Identification of Reproducible PCR-RAPD Markers that Enable the Differentiation of Closely Related Six-Rowed Malting Barley (Hordeum vulgare L.) Cultivars (1). David L. Hoffman and Phil Bregitzer, U.S. Department of Agriculture, Agricultural Research Service, National Small Grains Germplasm Research Facility, Aberdeen, ID 83210. (1) Mention of a company or specific product is for informational purposes only and is not intended to imply endorsement by the USDA-ARS. J. Am. Soc. Brew. Chem. 54(3):172-176. Accepted February 14, 1996. This article is in the public domain and not copyrightable. It may be freely reprinted with customary crediting of the source. American Society of Brewing Chemists, Inc., 1996.

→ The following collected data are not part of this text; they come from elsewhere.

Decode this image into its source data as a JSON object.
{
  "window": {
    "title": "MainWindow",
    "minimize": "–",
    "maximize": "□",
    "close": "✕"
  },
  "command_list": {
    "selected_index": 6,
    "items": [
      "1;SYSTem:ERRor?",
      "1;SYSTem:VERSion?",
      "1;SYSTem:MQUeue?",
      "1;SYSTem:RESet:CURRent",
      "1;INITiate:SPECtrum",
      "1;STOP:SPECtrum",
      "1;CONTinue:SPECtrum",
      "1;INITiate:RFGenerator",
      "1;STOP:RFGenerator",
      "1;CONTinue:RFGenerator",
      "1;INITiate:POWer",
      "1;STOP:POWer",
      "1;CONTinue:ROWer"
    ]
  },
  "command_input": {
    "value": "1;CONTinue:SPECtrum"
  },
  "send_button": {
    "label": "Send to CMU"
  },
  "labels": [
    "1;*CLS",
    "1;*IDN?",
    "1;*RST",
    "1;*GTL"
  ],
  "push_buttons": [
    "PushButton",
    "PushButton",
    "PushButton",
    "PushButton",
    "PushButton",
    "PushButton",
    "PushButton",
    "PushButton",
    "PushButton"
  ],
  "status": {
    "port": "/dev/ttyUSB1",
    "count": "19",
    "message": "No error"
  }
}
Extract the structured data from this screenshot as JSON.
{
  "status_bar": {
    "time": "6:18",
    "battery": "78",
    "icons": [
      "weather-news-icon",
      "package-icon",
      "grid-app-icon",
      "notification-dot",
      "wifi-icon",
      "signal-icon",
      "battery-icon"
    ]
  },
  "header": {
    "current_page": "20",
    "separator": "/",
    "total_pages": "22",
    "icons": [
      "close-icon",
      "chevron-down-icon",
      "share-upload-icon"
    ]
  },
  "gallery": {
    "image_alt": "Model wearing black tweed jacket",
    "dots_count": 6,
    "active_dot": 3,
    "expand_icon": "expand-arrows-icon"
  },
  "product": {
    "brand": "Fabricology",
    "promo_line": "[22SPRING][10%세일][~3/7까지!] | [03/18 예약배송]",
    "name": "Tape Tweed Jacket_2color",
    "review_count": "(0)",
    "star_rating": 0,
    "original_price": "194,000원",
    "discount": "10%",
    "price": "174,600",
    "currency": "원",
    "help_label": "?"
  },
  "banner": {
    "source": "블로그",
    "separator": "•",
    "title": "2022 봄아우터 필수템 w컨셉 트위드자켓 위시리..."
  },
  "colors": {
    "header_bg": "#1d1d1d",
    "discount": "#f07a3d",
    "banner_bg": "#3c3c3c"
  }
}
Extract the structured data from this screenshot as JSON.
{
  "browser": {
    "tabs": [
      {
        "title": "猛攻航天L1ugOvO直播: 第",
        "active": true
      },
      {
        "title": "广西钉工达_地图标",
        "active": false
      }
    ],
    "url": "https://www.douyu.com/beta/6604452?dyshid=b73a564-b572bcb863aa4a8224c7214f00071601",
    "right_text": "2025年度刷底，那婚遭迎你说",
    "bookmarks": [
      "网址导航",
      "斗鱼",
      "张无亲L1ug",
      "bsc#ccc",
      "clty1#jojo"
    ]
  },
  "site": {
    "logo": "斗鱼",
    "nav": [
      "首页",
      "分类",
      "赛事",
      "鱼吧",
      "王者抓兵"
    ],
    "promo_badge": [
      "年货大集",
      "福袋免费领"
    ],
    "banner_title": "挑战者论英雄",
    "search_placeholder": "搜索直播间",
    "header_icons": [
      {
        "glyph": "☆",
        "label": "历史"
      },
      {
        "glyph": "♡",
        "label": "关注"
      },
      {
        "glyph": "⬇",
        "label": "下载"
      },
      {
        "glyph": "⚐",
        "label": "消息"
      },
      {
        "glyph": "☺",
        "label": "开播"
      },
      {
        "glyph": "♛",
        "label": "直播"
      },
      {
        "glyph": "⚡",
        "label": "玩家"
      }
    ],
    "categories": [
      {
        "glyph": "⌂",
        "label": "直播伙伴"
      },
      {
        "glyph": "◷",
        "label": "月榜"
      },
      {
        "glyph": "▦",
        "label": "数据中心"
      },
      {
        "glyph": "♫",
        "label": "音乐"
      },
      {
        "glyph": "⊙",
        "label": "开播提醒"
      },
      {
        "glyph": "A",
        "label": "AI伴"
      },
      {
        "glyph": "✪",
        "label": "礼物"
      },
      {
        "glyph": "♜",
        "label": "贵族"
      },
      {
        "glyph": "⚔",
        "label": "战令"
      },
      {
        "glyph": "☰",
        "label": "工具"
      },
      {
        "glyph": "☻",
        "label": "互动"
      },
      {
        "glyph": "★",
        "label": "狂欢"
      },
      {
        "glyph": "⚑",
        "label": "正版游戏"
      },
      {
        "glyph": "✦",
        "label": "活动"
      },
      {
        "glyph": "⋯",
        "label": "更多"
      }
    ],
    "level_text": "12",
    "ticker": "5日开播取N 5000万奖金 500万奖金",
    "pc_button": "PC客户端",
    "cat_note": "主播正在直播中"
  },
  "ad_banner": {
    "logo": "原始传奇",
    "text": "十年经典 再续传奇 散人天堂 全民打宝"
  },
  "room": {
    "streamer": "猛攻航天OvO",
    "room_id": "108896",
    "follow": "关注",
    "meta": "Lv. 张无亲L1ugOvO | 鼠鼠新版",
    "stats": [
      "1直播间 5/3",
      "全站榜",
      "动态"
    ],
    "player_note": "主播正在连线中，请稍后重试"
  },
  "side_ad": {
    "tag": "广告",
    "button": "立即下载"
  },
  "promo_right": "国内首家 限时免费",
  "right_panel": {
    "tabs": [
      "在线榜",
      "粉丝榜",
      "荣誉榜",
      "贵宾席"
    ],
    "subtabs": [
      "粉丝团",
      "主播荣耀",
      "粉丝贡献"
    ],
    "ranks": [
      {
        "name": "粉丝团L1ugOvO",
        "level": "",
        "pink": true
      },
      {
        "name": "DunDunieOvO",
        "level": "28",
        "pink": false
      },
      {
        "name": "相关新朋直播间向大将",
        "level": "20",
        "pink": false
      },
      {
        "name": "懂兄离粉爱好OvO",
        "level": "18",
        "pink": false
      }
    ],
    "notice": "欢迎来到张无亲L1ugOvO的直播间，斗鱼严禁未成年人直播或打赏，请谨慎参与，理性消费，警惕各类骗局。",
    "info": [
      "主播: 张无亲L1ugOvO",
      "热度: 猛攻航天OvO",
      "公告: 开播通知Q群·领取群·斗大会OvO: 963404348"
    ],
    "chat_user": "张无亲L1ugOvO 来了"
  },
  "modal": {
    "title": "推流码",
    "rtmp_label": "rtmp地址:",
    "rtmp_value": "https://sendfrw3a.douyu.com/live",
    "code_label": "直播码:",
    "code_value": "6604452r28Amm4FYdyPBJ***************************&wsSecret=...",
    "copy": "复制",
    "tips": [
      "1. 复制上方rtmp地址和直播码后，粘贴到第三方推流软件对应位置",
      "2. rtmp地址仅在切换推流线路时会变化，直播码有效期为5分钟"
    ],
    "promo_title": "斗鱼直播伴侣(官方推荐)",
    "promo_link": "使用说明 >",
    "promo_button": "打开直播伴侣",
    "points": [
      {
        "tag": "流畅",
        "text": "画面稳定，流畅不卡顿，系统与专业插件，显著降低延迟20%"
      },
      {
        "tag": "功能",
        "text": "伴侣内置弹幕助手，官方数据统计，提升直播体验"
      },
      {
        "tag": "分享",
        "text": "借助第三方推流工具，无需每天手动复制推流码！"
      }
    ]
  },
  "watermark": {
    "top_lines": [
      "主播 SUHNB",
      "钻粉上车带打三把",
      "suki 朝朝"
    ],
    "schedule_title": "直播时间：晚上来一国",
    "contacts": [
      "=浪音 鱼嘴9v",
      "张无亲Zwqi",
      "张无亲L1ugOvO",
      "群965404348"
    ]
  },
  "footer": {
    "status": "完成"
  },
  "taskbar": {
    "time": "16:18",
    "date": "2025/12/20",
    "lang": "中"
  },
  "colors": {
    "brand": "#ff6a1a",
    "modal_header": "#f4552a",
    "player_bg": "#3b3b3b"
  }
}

Varietal purity of barley seed and malt lots is important to the malting and brewing industries. This study was conducted to see if a modified polymerase chain reaction (PCR) technique using random DNA primers (PCR-RAPD) could generate repeatable polymorphisms among the closely related six-rowed malting cultivars Morex, Robust, Stander, Excel, and elite breeding line M77. From a total of 80, 30 random 10-mer primers were selected based on their ability to generate reproducible polymorphisms between the cultivars Steptoe and Morex. Bulked DNA isolated from the leaves of 10-12 plants of each cultivar was amplified using the Stoffel fragment of recombinant Thermus aquaticus DNA polymerase and one primer per PCR. Nine of the 30 primers detected repeatable polymorphisms among the malting lines. Each cultivar or line could be distinguished from another with the exception of Stander and M77. The results of six primers were reproduced in a second laboratory. It was concluded that this PCR-RAPD technique could be useful for distinguishing the four six-rowed malting barley cultivars. A faster version of the technique may be required for practical cultivar identification by the barley processing industry. Keywords: Cultivar identification, Malting barley, PCR-RAPD, Reproducibility, Stoffel fragment.